Wildfires in British Columbia have already contributed to a record-setting increase in carbon emissions from wildfires alone while contributing to another likely, but yet-to-be confirmed record for Canada.
According to a release Thursday (Aug. 3) from the European Union’s Copernicus Atmosphere Monitoring Service, total carbon emissions from wildfires across Canada totaled 290 megatonnes between Jan. 1 and July 31.
“This is already more than double the previous record for the year as a whole (from 2014) and represents over 25 per cent of the global total for 2023 to date,” it reads.
Converted into climate-change causing carbon dioxide equivalent, as carbon is not equal to carbon dixoide, these emissions add up to about 1,000 megatonnes.
CAMS uses satellite observations of fire radiative power (FRP), a measure of fire intensity and the heat of active fires, to estimate emissions of different pollutants that make up the smoke from Canadian wildfires, which has travelled across the northern hemisphere.
Of the 290 megatonnes of carbon, just under 40 megatonnes came from British Columbia, which places B.C. behind the Northwest Territories with about 55 megatonnes and Quebec with about 70 megatonnes, according to social media posts from Mark Parrington, senior scientist with Copernicus Atmosphere Monitoring Service.

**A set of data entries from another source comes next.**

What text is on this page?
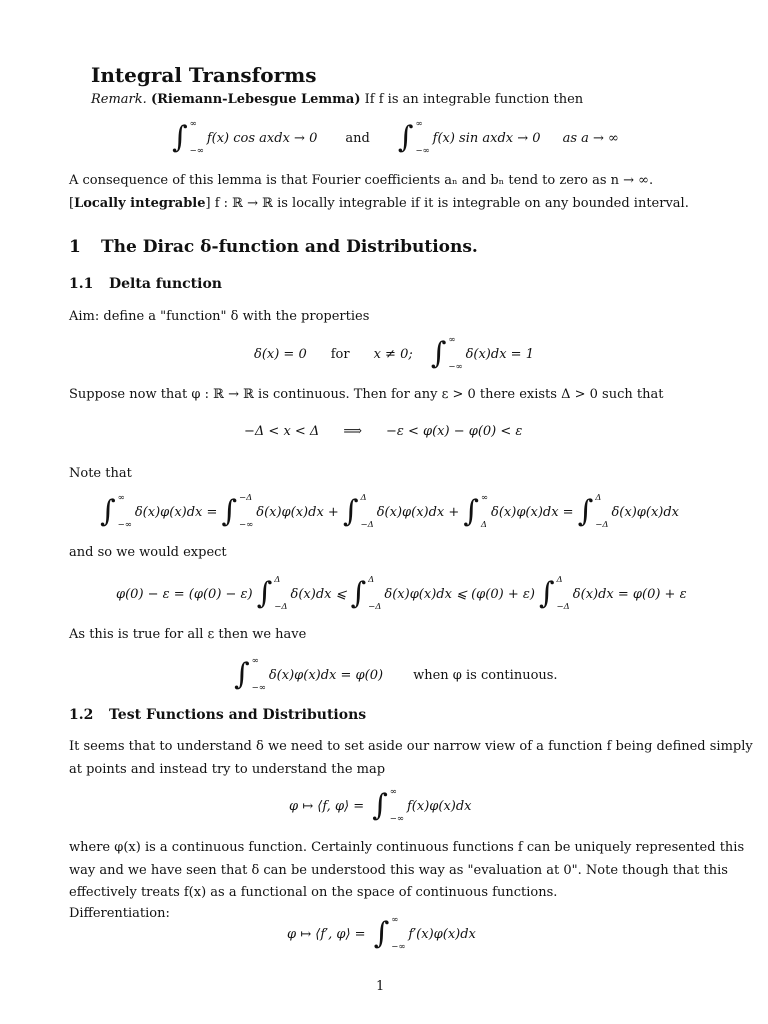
Integral Transforms
Remark. (Riemann-Lebesgue Lemma) If f is an integrable function then
∫ ∞
−∞
f(x) cos axdx → 0 and ∫ ∞
−∞
f(x) sin axdx → 0 as a → ∞
A consequence of this lemma is that Fourier coefficients aₙ and bₙ tend to zero as n → ∞.
[Locally integrable] f : ℝ → ℝ is locally integrable if it is integrable on any bounded interval.
1 The Dirac δ-function and Distributions.
1.1 Delta function
Aim: define a "function" δ with the properties
δ(x) = 0 for x ≠ 0; ∫ ∞
−∞
δ(x)dx = 1
Suppose now that φ : ℝ → ℝ is continuous. Then for any ε > 0 there exists Δ > 0 such that
−Δ < x < Δ ⟹ −ε < φ(x) − φ(0) < ε
Note that
∫ ∞
−∞
δ(x)φ(x)dx = ∫ −Δ
−∞
δ(x)φ(x)dx + ∫ Δ
−Δ
δ(x)φ(x)dx + ∫ ∞
Δ
δ(x)φ(x)dx = ∫ Δ
−Δ
δ(x)φ(x)dx
and so we would expect
φ(0) − ε = (φ(0) − ε) ∫ Δ
−Δ
δ(x)dx ⩽ ∫ Δ
−Δ
δ(x)φ(x)dx ⩽ (φ(0) + ε) ∫ Δ
−Δ
δ(x)dx = φ(0) + ε
As this is true for all ε then we have
∫ ∞
−∞
δ(x)φ(x)dx = φ(0) when φ is continuous.
1.2 Test Functions and Distributions
It seems that to understand δ we need to set aside our narrow view of a function f being defined simply
at points and instead try to understand the map
φ ↦ ⟨f, φ⟩ = ∫ ∞
−∞
f(x)φ(x)dx
where φ(x) is a continuous function. Certainly continuous functions f can be uniquely represented this
way and we have seen that δ can be understood this way as "evaluation at 0". Note though that this
effectively treats f(x) as a functional on the space of continuous functions.
Differentiation:
φ ↦ ⟨f′, φ⟩ = ∫ ∞
−∞
f′(x)φ(x)dx
1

“In recent years we have seen significant wildfires in the (northern hemisphere) but this year’s fire activity in Canada is highly unusual,” Parrington said. “The weather has played a part, with warm and dry conditions increasing the flammability of vegetation and increasing the risk of large-scale fires.”
If warm and dry weather has created conditions conducive to the record-breaking scale of the 2023 wildfires in Canada, climate change is making such conditions more likely in increasing the chance of a longer fire season, CAMS notes.
These figures from a European source follow domestic reporting that shows Canada is set to smash its total emission records because of wildfires.
Werner Kurz, a senior research scientist with Natural Resources Canada, told Bloomberg News in late July that wildfires have so far released 1,420 megatonnes of carbon dioxide equivalent as of mid-July.
Kurz noted that these figures (which include non-CO2 greenhouse gases, such as methane and Nitrous oxide) represent preliminary estimates with final figures available in 2025. Total emissions from all other sectors totaled 670 megatonnes of carbon dioxide equivalent in 2021. These figures prompted Kurz to describe Canadian emissions to be “off the scale” compared to previous years.
On 25 June, the Canadian Interagency Forest Fire Centre declared that the 2023 wildfire season has seen the largest burned area in Canada’s recorded history. By the end of July, over 120,000 square-kilometres had been burned, nearly twice as much as the previous record of 71,060 in 1995.
The local wildfire season — already the worst on record based on hectares burned — continues unabated in British Columbia and elsewhere across Canada with August said to be the peak of the wildfire season.